In an age when digital screens mediate hours of daily existence, it seems logical to turn that experience into the basis for a movie. Low-budget narrative features like Unfriended and Searching are widely known examples of desktop cinema, but the approach flourishes in a range of other practices, from YouTube videos (Klaire fait grr…) to experimental media art (Nick Briz, Foundland Collective). Our own desktop cinema practice deals with it specifically as documentary, starting with Kevin’s 2014 video Transformers: The Premake and leading into our current project, Bottled Songs, a feature-length investigation of online terrorist media. Leading a workshop with the students of Non Linear Narrative master’s program at the Royal Academy of the Arts in The Hague, Netherlands, we dove into specific challenges we’ve faced in our work. How does one transform the online experience into something compelling: narratively, visually, cinematically? 

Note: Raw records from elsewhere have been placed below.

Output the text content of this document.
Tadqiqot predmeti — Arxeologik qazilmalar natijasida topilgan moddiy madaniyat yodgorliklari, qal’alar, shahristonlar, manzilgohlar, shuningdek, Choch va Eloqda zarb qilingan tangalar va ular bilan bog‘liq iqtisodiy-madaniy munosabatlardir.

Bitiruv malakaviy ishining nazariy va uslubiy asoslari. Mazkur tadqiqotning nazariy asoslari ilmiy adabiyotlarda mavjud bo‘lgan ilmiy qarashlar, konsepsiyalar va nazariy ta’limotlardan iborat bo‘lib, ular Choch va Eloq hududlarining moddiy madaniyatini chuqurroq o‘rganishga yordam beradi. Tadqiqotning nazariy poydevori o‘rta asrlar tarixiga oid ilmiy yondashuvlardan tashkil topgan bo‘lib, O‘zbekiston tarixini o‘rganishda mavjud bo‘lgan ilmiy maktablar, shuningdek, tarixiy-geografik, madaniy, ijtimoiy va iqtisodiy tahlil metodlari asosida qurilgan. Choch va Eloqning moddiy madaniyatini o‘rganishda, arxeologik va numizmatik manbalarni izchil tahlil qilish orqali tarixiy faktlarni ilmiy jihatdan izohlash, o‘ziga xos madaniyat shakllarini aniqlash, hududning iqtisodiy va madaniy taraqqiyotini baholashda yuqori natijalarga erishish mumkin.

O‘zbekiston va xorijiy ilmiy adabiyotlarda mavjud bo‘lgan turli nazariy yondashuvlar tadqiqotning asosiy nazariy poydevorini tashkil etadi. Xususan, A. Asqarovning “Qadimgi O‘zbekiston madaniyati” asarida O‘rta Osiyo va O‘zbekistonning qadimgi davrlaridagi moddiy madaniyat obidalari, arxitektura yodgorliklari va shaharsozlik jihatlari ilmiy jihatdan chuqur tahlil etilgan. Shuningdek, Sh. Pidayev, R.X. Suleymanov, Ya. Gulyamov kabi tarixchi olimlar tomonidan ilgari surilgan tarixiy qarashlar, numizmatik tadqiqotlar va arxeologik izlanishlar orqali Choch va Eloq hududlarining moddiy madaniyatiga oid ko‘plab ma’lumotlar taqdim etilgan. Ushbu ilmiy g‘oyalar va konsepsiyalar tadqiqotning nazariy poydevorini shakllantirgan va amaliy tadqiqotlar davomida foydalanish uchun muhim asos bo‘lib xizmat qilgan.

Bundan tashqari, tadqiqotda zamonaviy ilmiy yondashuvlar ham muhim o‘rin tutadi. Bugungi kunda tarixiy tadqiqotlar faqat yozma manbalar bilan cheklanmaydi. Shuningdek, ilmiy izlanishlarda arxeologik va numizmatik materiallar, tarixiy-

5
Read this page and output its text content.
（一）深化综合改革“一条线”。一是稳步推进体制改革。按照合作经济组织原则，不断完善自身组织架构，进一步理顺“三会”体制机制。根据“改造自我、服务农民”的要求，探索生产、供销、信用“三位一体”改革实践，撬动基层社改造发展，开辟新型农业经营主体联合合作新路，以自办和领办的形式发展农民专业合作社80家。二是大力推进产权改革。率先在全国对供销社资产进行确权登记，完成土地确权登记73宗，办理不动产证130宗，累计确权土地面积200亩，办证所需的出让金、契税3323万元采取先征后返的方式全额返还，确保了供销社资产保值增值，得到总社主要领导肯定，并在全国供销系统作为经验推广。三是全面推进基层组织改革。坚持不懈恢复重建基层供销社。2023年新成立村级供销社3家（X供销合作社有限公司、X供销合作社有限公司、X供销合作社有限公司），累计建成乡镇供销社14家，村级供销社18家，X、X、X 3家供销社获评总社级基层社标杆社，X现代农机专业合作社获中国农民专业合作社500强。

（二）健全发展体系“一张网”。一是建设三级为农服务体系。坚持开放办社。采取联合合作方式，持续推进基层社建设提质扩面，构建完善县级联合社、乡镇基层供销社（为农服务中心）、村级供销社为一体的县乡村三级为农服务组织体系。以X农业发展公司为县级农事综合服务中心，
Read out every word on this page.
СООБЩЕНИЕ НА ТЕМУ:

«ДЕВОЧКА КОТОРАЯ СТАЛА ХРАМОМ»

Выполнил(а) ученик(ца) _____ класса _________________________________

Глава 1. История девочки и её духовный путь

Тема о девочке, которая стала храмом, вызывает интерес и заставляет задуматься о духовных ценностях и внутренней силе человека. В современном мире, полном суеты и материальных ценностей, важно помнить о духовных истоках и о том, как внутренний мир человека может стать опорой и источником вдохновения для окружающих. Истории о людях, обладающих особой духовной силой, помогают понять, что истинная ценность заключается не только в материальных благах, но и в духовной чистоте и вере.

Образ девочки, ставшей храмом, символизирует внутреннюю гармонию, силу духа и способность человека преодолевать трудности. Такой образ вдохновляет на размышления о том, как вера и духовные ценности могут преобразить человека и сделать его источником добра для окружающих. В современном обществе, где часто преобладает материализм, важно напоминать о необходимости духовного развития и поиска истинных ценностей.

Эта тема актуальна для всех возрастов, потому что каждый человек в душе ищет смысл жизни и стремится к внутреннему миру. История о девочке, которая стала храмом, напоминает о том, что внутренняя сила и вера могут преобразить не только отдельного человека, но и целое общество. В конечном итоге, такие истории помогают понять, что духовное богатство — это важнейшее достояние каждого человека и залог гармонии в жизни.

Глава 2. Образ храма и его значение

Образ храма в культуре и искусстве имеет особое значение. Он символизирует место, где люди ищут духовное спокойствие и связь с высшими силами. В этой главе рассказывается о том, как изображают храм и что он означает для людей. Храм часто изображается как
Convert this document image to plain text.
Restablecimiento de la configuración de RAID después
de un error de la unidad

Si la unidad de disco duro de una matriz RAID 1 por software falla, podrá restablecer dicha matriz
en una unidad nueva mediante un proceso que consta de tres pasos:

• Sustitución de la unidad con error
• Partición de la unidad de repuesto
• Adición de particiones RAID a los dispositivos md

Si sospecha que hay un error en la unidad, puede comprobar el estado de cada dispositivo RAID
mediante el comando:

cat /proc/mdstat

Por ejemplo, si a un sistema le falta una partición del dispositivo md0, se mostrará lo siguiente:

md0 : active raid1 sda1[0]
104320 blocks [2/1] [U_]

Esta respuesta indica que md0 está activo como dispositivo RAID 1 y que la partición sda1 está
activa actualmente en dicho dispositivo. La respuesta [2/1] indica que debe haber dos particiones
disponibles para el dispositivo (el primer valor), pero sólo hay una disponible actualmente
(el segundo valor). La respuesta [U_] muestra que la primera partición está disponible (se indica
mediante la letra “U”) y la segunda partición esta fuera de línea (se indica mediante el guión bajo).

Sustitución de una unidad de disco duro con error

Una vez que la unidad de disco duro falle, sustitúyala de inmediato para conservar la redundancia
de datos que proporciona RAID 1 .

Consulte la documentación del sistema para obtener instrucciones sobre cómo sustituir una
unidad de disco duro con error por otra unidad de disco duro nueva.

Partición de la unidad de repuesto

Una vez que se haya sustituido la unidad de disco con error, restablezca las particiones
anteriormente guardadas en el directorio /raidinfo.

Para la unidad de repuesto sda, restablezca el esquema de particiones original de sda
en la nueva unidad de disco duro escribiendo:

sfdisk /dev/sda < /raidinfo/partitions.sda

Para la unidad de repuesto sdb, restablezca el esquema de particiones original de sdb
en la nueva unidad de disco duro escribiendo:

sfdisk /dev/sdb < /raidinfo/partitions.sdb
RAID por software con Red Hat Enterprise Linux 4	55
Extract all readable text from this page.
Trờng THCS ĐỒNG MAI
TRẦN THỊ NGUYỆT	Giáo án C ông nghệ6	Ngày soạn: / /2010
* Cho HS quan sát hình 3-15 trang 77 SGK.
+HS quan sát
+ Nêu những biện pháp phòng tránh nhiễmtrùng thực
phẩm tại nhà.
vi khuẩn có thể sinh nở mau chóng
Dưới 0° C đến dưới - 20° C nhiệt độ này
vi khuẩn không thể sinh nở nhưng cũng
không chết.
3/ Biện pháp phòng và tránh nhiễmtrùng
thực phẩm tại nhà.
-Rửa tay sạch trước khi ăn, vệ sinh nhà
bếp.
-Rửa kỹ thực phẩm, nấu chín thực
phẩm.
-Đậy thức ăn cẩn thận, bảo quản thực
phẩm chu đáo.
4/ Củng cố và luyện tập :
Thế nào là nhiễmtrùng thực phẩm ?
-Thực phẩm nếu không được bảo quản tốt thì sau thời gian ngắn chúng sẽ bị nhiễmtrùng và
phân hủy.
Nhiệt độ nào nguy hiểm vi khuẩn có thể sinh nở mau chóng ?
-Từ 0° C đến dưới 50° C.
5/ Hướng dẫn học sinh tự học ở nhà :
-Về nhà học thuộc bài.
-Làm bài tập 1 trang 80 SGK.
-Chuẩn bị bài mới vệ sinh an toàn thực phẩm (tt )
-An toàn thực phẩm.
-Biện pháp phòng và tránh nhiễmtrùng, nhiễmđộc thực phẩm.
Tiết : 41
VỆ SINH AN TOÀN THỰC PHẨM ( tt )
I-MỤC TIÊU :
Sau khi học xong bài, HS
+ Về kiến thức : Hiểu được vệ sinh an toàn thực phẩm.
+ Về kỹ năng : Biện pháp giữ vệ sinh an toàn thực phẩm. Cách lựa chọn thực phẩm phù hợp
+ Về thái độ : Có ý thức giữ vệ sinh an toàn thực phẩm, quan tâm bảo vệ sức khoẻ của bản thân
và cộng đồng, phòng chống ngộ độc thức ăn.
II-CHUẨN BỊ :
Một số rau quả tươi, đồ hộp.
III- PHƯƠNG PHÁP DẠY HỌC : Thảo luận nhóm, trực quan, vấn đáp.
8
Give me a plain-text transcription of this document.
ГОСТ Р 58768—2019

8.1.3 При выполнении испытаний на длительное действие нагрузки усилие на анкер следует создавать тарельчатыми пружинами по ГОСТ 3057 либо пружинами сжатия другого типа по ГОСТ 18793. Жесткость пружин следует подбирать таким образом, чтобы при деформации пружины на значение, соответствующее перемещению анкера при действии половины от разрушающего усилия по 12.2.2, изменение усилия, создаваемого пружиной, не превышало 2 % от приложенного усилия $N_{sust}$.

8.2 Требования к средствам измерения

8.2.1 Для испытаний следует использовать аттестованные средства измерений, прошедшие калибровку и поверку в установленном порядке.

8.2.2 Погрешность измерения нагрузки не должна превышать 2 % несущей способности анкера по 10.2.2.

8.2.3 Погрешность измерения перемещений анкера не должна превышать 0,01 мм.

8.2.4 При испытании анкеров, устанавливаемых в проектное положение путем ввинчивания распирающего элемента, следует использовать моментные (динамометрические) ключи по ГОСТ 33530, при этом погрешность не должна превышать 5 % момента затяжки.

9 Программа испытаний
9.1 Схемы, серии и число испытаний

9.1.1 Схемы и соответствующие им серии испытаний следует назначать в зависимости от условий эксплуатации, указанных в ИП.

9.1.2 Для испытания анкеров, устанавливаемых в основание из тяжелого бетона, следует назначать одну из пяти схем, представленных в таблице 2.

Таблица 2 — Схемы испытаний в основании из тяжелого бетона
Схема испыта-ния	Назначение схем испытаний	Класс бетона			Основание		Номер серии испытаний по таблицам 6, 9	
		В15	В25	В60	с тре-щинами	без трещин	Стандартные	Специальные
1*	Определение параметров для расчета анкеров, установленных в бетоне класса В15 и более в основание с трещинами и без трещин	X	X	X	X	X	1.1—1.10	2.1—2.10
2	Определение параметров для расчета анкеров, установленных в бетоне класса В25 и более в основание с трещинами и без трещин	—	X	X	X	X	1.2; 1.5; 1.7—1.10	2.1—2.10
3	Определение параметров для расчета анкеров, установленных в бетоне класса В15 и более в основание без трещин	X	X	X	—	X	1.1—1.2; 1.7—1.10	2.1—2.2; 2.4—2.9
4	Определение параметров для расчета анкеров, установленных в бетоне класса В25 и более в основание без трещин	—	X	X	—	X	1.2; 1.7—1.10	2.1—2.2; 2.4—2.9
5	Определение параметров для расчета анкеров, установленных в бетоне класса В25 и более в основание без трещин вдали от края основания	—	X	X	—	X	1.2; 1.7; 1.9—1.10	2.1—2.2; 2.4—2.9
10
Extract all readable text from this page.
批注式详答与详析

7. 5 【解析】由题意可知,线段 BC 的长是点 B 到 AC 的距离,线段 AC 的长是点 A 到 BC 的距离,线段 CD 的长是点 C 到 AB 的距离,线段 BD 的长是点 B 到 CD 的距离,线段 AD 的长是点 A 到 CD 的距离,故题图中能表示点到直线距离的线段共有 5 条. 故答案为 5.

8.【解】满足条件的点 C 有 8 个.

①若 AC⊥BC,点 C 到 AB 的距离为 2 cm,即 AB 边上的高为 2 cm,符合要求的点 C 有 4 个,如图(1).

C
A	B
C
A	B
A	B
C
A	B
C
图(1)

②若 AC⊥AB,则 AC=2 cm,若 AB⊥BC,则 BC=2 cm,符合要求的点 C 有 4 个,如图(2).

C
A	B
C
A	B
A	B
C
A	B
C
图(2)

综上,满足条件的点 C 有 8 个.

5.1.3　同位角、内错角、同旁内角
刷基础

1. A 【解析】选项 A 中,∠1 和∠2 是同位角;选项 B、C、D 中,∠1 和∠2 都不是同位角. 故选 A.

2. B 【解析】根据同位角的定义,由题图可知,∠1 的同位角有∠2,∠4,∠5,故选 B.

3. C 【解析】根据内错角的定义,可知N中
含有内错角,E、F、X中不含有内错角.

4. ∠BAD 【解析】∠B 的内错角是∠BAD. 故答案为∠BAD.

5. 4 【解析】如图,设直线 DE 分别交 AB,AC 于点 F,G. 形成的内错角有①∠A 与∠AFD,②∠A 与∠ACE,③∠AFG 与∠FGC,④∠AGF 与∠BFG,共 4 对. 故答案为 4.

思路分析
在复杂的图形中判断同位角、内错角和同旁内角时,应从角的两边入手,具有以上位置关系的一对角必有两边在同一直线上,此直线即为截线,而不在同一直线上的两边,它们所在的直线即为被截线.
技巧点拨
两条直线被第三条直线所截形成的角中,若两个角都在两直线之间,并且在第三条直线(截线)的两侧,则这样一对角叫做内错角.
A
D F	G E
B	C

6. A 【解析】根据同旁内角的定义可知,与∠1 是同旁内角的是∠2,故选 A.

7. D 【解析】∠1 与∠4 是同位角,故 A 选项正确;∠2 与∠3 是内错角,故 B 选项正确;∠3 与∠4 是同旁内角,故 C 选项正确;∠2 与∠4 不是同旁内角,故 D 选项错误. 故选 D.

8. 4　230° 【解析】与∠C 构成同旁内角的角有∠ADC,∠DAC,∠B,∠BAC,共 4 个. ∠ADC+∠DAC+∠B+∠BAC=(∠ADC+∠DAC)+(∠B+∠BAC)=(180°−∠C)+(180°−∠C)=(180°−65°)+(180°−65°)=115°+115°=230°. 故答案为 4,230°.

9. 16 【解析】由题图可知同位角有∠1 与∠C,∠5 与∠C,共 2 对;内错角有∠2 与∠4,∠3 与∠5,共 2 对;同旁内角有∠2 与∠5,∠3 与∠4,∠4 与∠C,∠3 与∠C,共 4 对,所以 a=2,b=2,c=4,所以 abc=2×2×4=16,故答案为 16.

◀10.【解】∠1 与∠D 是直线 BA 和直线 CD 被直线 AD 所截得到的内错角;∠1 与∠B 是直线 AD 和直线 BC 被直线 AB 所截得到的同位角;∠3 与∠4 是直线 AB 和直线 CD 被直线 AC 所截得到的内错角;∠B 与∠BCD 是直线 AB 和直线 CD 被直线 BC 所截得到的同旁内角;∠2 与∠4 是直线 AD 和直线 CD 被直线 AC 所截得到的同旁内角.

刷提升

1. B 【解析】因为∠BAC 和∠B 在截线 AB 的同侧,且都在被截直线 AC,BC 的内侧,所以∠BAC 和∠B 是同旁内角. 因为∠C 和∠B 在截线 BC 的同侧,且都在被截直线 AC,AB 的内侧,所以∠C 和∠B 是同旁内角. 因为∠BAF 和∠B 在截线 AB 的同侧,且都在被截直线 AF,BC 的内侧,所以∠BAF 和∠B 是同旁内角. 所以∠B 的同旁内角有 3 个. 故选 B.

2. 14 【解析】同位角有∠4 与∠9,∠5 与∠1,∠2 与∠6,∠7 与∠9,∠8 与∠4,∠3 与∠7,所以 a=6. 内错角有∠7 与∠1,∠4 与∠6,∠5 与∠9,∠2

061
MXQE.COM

Encountering the students, media artists whose formative experiences have largely taken place online, we also wondered: what could we teach them about the desktop experience that they don’t already know? We had to find strategies for them to distantiate themselves from the media they consume and produce every day; our primary mission was to change the nature of their gazes on their screens. We invited them to select a single item of online media that they deemed “troublesome” and devote the entire week to articulating their difficulties with this media in a desktop-based video. This directive could disrupt the normative online interfaces designed to keep the user at ease, refocusing critical attention to how images operate in the online mediascape. To explore their troublesome media objects, students conducted several short exercises inspired by our research and production methods, in terms of the epistemological (what we know and how we learn it) and the affective (what we feel, and how to convey these affects to others). 

Sharing our collaborative filmmaking practice with the students brought out distinct differences in our approaches. Chloé holds firm on a principle of realism, showing her entire screen as much as possible and taking the viewer step by step through her investigative processes. This method is in line with her larger interest in what she terms “netnographic cinema,” which applies ethnographic filmmaking to the internet. This ethos becomes particularly relevant given the unstable nature of online data: Her method produces factual, transparent archival traces of the online environment of our time. Kevin is more inclined to cinematic gestures like cuts and close-ups, as well as moments of visual abstraction or patterning, to mine the expressive potential of the desktop as both a canvas that presents online experiences and a camera that moves within it. The differences in our approaches reflect different expressions of what we might call “desktop subjectivity.”

On the last day, the students’ productions (five short films and a two-channel video installation) were exhibited. They included a vertical screen mapping of more than 50 videos and articles related to Microsoft’s recent sinking of an underwater data center; a playful video chat between two fictional artificial intelligences crawling the web at hyperspeed while aiming to launch a wellness and experience startup; and a part-smartphone recording, part-desktop-based critical examination of food-related Twitter posts by Italian politician Matteo Salvini.

What did we learn from leading the workshop? We were amazed by the ease with which the students appropriated the form, spontaneously generating many exciting ideas for how to creatively reinvent the space of the desktop. This provoked us to reconsider our own collaborative work beyond the aforementioned realistic/expressive divide, and to position our respective artistic choices on a wider map of possibilities reflected in the students’ works. We were also struck that the idea of rigorously documenting their online activity was absolutely foreign to them. One student described her online research as a unconscious “dérive”: Following links and algorithmic suggestions, she could never remember where she started from. To keep track of their online trajectories, and to think about ways to creatively narrate these journeys in a video form, posed a real challenge for them. 

In all, the student productions were extremely inventive and unapologetically political. This makes us very hopeful. It speaks to the ongoing potential of the desktop documentary as both a creative and investigative art form, as well as the capacity of its adopters to address the challenges of our times in compelling and self-critical ways.